The Reagan White House may be manipulative, but it certainly isn't monolithic.

When the 1982 elections were being masterminded by the administration a few months ago, presidential strategists went through a long internal debate about the best way to use the formidable resources of the aging Great Communicator.

Some wanted him to "stay presidential," soaring above the political hurly-burly by sticking to the Oval Office and devoting himself to strategic vetoes, timely declarations on economic issues and foreign policy.

Others favored a limited, hang-out Rose Garden strategy in which the president campaigned from the White House with heavy emphasis on radio and television.

Still others wanted him to charge around the country on behalf of an endangered species, Republican incumbents.

What has happened is none of the above, or maybe all of it.

As Reagan prepared to wind his way into the western sunset this week for a final campaign fling, his strategists and pollsters were still debating the strategy that was to be settled two months ago.

Pollster Richard Wirthlin, who has generally favored an above-the-fray approach, wanted the president to campaign in Arizona and Utah where Wirthlin is surveying for Republican Senate candidates. The White House passed, at least for now, believing that Sen. Orrin G. Hatch (R-Utah) is safely ahead and that Arizona's Senate candidate, Peter Dunn, is hopelessly behind.

Pollster Robert Teeter, whose specialty is the recession-ridden Midwest, was skeptical of the president's campaign-trail value in 1982. Reagan kept his commitment to visit the hard-pressed central Illinois district of House Minority Leader Robert H. Michel, whose popularity and hard work seem likely to pull him through, but the president has otherwise avoided the region in the closing days of the campaign.

Political adviser Ed Rollins, who has carried the banner for Republican candidates in the field, wanted Reagan to return to California to help the lagging gubernatorial campaign of state Attorney General George Deukmejian. After a difficult start, Rollins has won the grudging respect of key White House advisers, but he didn't prevail on this one.

The president is next scheduled to appear in California when he flies to his Santa Barbara area ranch the day before Thanksgiving.

The go and no-go decisions of the president's campaign have been made by a debating team of strategists headed by chief of staff James A. Baker III, deputy chief of staff Michael K. Deaver, Rollins, the two pollsters and representatives of the Republican campaign committees.

The team's current plan for pre-election week has Reagan scheduled in North Carolina Tuesday to help congressional candidates.
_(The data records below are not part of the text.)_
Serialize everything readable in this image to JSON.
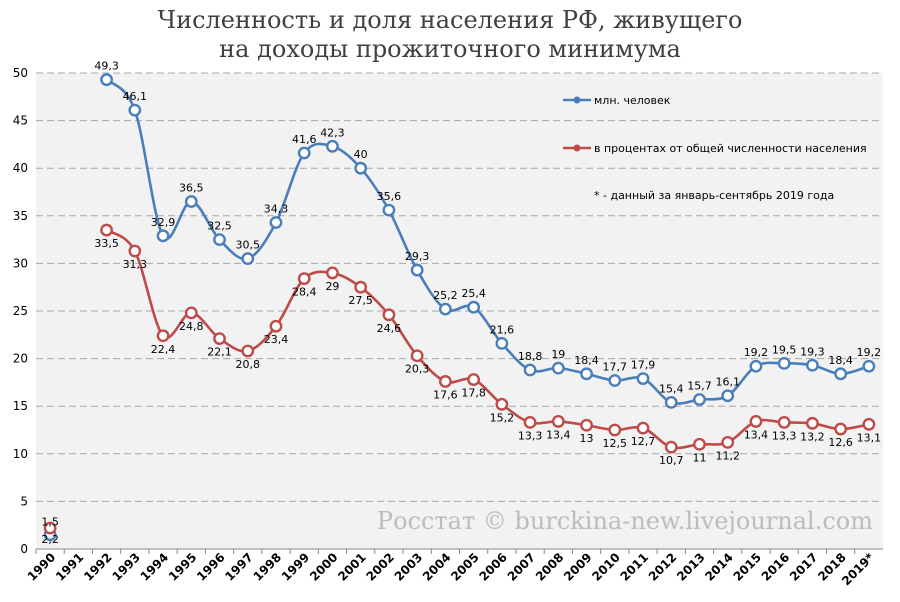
{
  "title_line1": "Численность и доля населения РФ, живущего",
  "title_line2": "на доходы прожиточного минимума",
  "watermark": "Росстат © burckina-new.livejournal.com",
  "colors": {
    "series1": "#4a7ebb",
    "series2": "#be4b48",
    "plot_bg": "#f2f2f2",
    "grid": "#a6a6a6"
  },
  "chart_data": {
    "type": "line",
    "categories": [
      "1990",
      "1991",
      "1992",
      "1993",
      "1994",
      "1995",
      "1996",
      "1997",
      "1998",
      "1999",
      "2000",
      "2001",
      "2002",
      "2003",
      "2004",
      "2005",
      "2006",
      "2007",
      "2008",
      "2009",
      "2010",
      "2011",
      "2012",
      "2013",
      "2014",
      "2015",
      "2016",
      "2017",
      "2018",
      "2019*"
    ],
    "ylim": [
      0,
      50
    ],
    "yticks": [
      0,
      5,
      10,
      15,
      20,
      25,
      30,
      35,
      40,
      45,
      50
    ],
    "grid": true,
    "legend_position": "top-right",
    "note": "* - данный за январь-сентябрь 2019 года",
    "series": [
      {
        "name": "млн. человек",
        "values": [
          1.5,
          null,
          49.3,
          46.1,
          32.9,
          36.5,
          32.5,
          30.5,
          34.3,
          41.6,
          42.3,
          40,
          35.6,
          29.3,
          25.2,
          25.4,
          21.6,
          18.8,
          19,
          18.4,
          17.7,
          17.9,
          15.4,
          15.7,
          16.1,
          19.2,
          19.5,
          19.3,
          18.4,
          19.2
        ],
        "labels": [
          "1,5",
          "",
          "49,3",
          "46,1",
          "32,9",
          "36,5",
          "32,5",
          "30,5",
          "34,3",
          "41,6",
          "42,3",
          "40",
          "35,6",
          "29,3",
          "25,2",
          "25,4",
          "21,6",
          "18,8",
          "19",
          "18,4",
          "17,7",
          "17,9",
          "15,4",
          "15,7",
          "16,1",
          "19,2",
          "19,5",
          "19,3",
          "18,4",
          "19,2"
        ]
      },
      {
        "name": "в процентах от общей численности населения",
        "values": [
          2.2,
          null,
          33.5,
          31.3,
          22.4,
          24.8,
          22.1,
          20.8,
          23.4,
          28.4,
          29,
          27.5,
          24.6,
          20.3,
          17.6,
          17.8,
          15.2,
          13.3,
          13.4,
          13,
          12.5,
          12.7,
          10.7,
          11,
          11.2,
          13.4,
          13.3,
          13.2,
          12.6,
          13.1
        ],
        "labels": [
          "2,2",
          "",
          "33,5",
          "31,3",
          "22,4",
          "24,8",
          "22,1",
          "20,8",
          "23,4",
          "28,4",
          "29",
          "27,5",
          "24,6",
          "20,3",
          "17,6",
          "17,8",
          "15,2",
          "13,3",
          "13,4",
          "13",
          "12,5",
          "12,7",
          "10,7",
          "11",
          "11,2",
          "13,4",
          "13,3",
          "13,2",
          "12,6",
          "13,1"
        ]
      }
    ]
  }
}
He is to visit Wyoming, Montana and Nevada Thursday and will go to New Mexico Friday.

All of the western stops are aimed at keeping GOP control of the Senate. Challengers Larry Williams and Chic Hecht are trailing in Montana and Nevada, respectively, but Williams is rated an even bet to win. Incumbents Harrison H. Schmitt and Malcolm Wallop are leading in New Mexico and Wyoming, according to GOP polls, but Wallop's lead has declined from 26 points to a less secure 7, and the White House wants to help a Republican who has been consistently loyal to the administration.

Reaganism of the Week: "Now we are trying to get unemployment to go up, and I think we are going to succeed," the president declared at a GOP fund-raiser here last Monday.

Explanations of the Week: An administration official, relating how the Reagan management task force "Reform 88" was named: "We had figured out that the federal budget had quadrupled since World War II, so we took Catch 22 and quadrupled it."

And then there was the Republican advance man explaining why the crowd that turned out for the president at a central Illinois farm last week was about one-fourth of the 8,000 expected: "The farmers didn't want to get their tractors muddy." Republicans in House Minority Leader Robert H. Michel's district apparently are banking on the clean-tractor vote.

Mystery Program of the Month: Secretary of Labor Raymond J. Donovan's pre-election proposal to spend $2 billion to put jobless Americans to work repairing the nation's highways and bridges. It may be a swell idea but the president didn't know about it, the White House hadn't approved it and the administration hasn't budgeted for it and has no plans to undertake it. Donovan reportedly had chatted about the plan with White House counselor Edwin Meese III before deciding to plunge ahead on his own. Donovan unveiled the unapproved plan here while Reagan was campaigning in Omaha. White House spokesman Larry Speakes, improvising when no one in authority could tell him where the plan came from, found a handy use for the administration's all-purpose answer: "We don't go for quick fixes."

And the White House doesn't go that much for its secretary of labor, whose well-intended statement simply drew attention to how little the administration is doing to ease the pain of unemployment.